Originally Posted by
Roberta Marie
Veronica,
What follows is my personal experience in getting from roughly where you are to where I am today, some 30 years later. There is also a lot of my opinion, and yes, there is even some mention of my own religious views. No one has to believe what I do, I don’t expect that. But it has a lot of bearing on how I got to where I am. I don’t know if hearing my story will help you determine yours, so you can take it with a grain of salt or hit delete. I do apologize for the length of my response. Once I get started, . . . .

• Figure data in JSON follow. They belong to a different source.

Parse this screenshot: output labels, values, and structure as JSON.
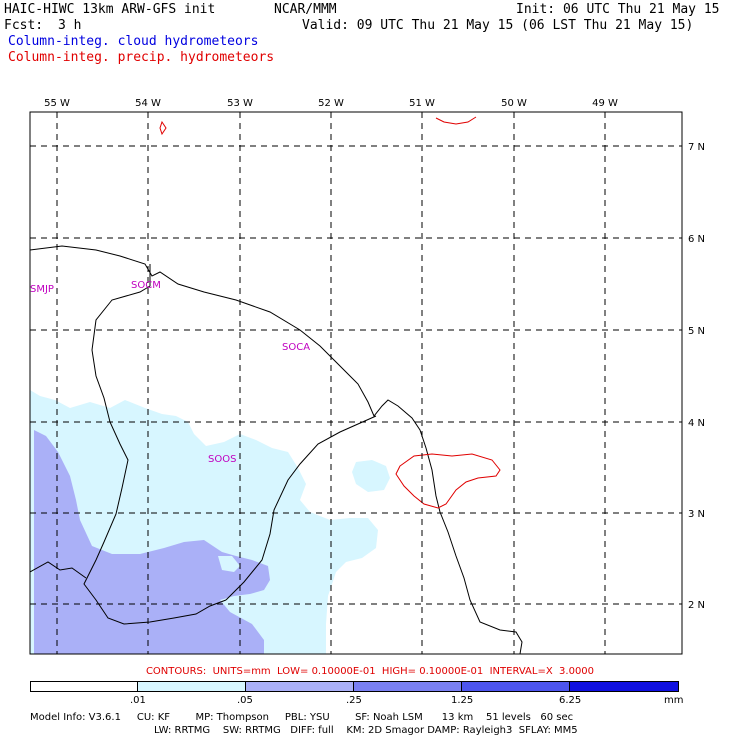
{
  "header": {
    "title": "HAIC-HIWC 13km ARW-GFS init",
    "org": "NCAR/MMM",
    "init": "Init: 06 UTC Thu 21 May 15",
    "fcst_label": "Fcst:",
    "fcst_value": "3 h",
    "valid": "Valid: 09 UTC Thu 21 May 15 (06 LST Thu 21 May 15)",
    "field1": "Column-integ. cloud hydrometeors",
    "field2": "Column-integ. precip. hydrometeors"
  },
  "map": {
    "lon_labels": [
      "55 W",
      "54 W",
      "53 W",
      "52 W",
      "51 W",
      "50 W",
      "49 W"
    ],
    "lat_labels": [
      "7 N",
      "6 N",
      "5 N",
      "4 N",
      "3 N",
      "2 N"
    ],
    "stations": [
      "SMJP",
      "SOCM",
      "SOCA",
      "SOOS"
    ],
    "colors": {
      "cloud_light": "#d7f6ff",
      "cloud_mid": "#aab0f7",
      "precip_contour": "#e00000",
      "station_text": "#c000c0"
    }
  },
  "contours_line": "CONTOURS:  UNITS=mm  LOW= 0.10000E-01  HIGH= 0.10000E-01  INTERVAL=X  3.0000",
  "scale": {
    "labels": [
      ".01",
      ".05",
      ".25",
      "1.25",
      "6.25"
    ],
    "unit": "mm",
    "colors": [
      "#ffffff",
      "#d7f6ff",
      "#aab0f7",
      "#7a80f2",
      "#4d55ee",
      "#1010e0"
    ]
  },
  "model_info": {
    "line1": "Model Info: V3.6.1     CU: KF        MP: Thompson     PBL: YSU        SF: Noah LSM      13 km    51 levels   60 sec",
    "line2": "LW: RRTMG    SW: RRTMG   DIFF: full    KM: 2D Smagor DAMP: Rayleigh3  SFLAY: MM5"
  }
}
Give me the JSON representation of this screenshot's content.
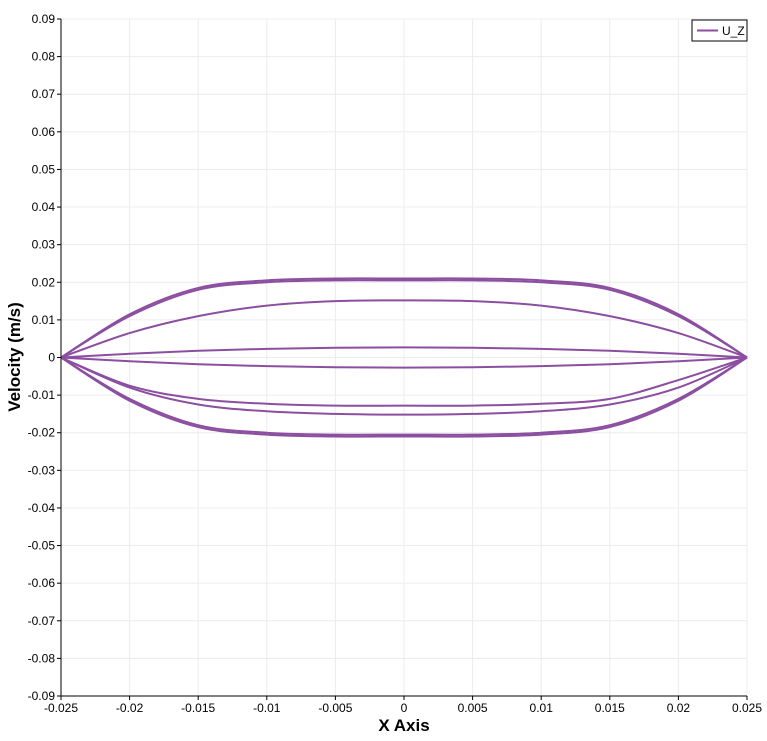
{
  "chart_data": {
    "type": "line",
    "xlabel": "X Axis",
    "ylabel": "Velocity (m/s)",
    "xlim": [
      -0.025,
      0.025
    ],
    "ylim": [
      -0.09,
      0.09
    ],
    "xticks": [
      -0.025,
      -0.02,
      -0.015,
      -0.01,
      -0.005,
      0,
      0.005,
      0.01,
      0.015,
      0.02,
      0.025
    ],
    "xtick_labels": [
      "-0.025",
      "-0.02",
      "-0.015",
      "-0.01",
      "-0.005",
      "0",
      "0.005",
      "0.01",
      "0.015",
      "0.02",
      "0.025"
    ],
    "yticks": [
      0.09,
      0.08,
      0.07,
      0.06,
      0.05,
      0.04,
      0.03,
      0.02,
      0.01,
      0,
      -0.01,
      -0.02,
      -0.03,
      -0.04,
      -0.05,
      -0.06,
      -0.07,
      -0.08,
      -0.09
    ],
    "ytick_labels": [
      "0.09",
      "0.08",
      "0.07",
      "0.06",
      "0.05",
      "0.04",
      "0.03",
      "0.02",
      "0.01",
      "0",
      "-0.01",
      "-0.02",
      "-0.03",
      "-0.04",
      "-0.05",
      "-0.06",
      "-0.07",
      "-0.08",
      "-0.09"
    ],
    "grid": true,
    "legend": {
      "position": "top-right",
      "entries": [
        "U_Z"
      ]
    },
    "color": "#8c4ea0",
    "x": [
      -0.025,
      -0.02,
      -0.015,
      -0.01,
      -0.005,
      0,
      0.005,
      0.01,
      0.015,
      0.02,
      0.025
    ],
    "series": [
      {
        "values": [
          0,
          0.0115,
          0.0185,
          0.0205,
          0.021,
          0.021,
          0.021,
          0.0205,
          0.0185,
          0.0115,
          0
        ]
      },
      {
        "values": [
          0,
          0.011,
          0.018,
          0.02,
          0.0205,
          0.0205,
          0.0205,
          0.02,
          0.018,
          0.011,
          0
        ]
      },
      {
        "values": [
          0,
          0.0065,
          0.011,
          0.0138,
          0.015,
          0.0152,
          0.015,
          0.0138,
          0.011,
          0.0065,
          0
        ]
      },
      {
        "values": [
          0,
          0.001,
          0.0018,
          0.0023,
          0.0026,
          0.0027,
          0.0026,
          0.0023,
          0.0018,
          0.001,
          0
        ]
      },
      {
        "values": [
          0,
          -0.001,
          -0.0018,
          -0.0023,
          -0.0026,
          -0.0027,
          -0.0026,
          -0.0023,
          -0.0018,
          -0.001,
          0
        ]
      },
      {
        "values": [
          0,
          -0.0075,
          -0.011,
          -0.0123,
          -0.0128,
          -0.0128,
          -0.0128,
          -0.0123,
          -0.011,
          -0.006,
          0
        ]
      },
      {
        "values": [
          0,
          -0.008,
          -0.0125,
          -0.0143,
          -0.015,
          -0.0152,
          -0.015,
          -0.0143,
          -0.0125,
          -0.008,
          0
        ]
      },
      {
        "values": [
          0,
          -0.011,
          -0.018,
          -0.02,
          -0.0205,
          -0.0205,
          -0.0205,
          -0.02,
          -0.018,
          -0.011,
          0
        ]
      },
      {
        "values": [
          0,
          -0.0115,
          -0.0185,
          -0.0205,
          -0.021,
          -0.021,
          -0.021,
          -0.0205,
          -0.0185,
          -0.0115,
          0
        ]
      }
    ]
  }
}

There is very little sexual connection to crossdressing for me, although that has not always been the case. I started to crossdress when I was between 6 and 9 years old, before I had much of a concept of what sex was all about. It wasn’t until I started going through puberty that crossdressing started to have sexual overtones. But then again, for a teenage boy, what doesn’t have sexual overtones. As I matured into adulthood, the sexual ties to crossdressing gradually weakened, and now there is little connection between the way that I’m dressed and my sexual arousal.
Being raised in a Catholic household, I found out rather quickly that my predilection to wearing girls’ clothes was something that I needed to hide, and I had many of the same guilt feelings that have already been expressed. When I got married, the guilt was exacerbated by hiding it from my wife, and later from my 5 kids. I also hoped that I could hide this from God, although, by that time attending a Presbyterian church, I knew that that was not possible. It wasn’t until I was in my mid 40s that I started to gain some understanding of what it is to be transgendered (in the broad sense), and to accept it as part of who I am. But I still hid it from my wife and kids for fear of losing them.

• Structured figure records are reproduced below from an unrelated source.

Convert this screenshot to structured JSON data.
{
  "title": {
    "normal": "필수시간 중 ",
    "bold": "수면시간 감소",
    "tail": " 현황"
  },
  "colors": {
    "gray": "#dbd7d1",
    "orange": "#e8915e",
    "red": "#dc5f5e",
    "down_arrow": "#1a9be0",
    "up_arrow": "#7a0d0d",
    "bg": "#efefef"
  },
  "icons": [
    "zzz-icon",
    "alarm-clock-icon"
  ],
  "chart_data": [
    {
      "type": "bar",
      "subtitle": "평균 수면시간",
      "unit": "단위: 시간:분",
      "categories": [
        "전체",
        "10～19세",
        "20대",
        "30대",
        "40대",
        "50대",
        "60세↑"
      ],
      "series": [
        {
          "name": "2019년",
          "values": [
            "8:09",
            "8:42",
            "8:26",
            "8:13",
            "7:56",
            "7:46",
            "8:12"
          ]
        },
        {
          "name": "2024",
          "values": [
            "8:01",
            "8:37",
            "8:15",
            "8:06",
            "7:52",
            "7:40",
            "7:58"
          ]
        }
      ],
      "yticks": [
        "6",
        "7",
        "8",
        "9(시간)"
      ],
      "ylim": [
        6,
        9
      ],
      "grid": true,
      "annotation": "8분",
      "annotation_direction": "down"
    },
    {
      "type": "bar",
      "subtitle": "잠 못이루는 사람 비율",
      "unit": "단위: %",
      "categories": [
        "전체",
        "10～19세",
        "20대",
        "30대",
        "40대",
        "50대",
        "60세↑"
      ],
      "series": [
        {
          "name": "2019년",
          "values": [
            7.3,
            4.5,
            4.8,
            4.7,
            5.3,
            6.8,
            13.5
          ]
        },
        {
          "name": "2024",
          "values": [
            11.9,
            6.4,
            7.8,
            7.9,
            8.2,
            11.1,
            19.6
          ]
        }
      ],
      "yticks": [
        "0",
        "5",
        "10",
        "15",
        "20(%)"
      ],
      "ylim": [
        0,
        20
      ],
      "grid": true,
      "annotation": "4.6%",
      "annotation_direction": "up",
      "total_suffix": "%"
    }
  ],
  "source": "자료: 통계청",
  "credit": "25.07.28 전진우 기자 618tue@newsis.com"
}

At some point, after a lot of prayer and research, I came to the conclusion that there was no reason to hide my crossdressing from God. He made me this way, so He already knew about it. So I made a deal with God (or so I thought) that as long as crossdressing did not interfere with my relationship with Him it would be OK. But I soon found that it was interfering, and purged for the umpteenth and last time. After more prayer and study, it came to me that my crossdressing was not really the curse that I had always believed it to be. Rather, it was a gift. God created me this way for a reason, He gave me this gift. What was the sin was what I was, or was not doing with this gift.
I believe that I have been very blessed in my life, showered with gifts, and in response to those blessings I want to do something in return. That something is to serve God’s people (we are all God’s people, even those that believe in some other form of God, or that believe in no God) by using the gifts that He has given to the best of my ability. The sin that I had been committing was not putting on women’s clothes, but in not using this gift to serve others. Being transgendered is not a sin. What we do or don’t do with it can be a sin.
Now my wife and kids know that I’m transgendered. My wife is accepting and supportive. My kids are at various levels of accepting and supportive. And I’m still trying to figure out how best to use this gift.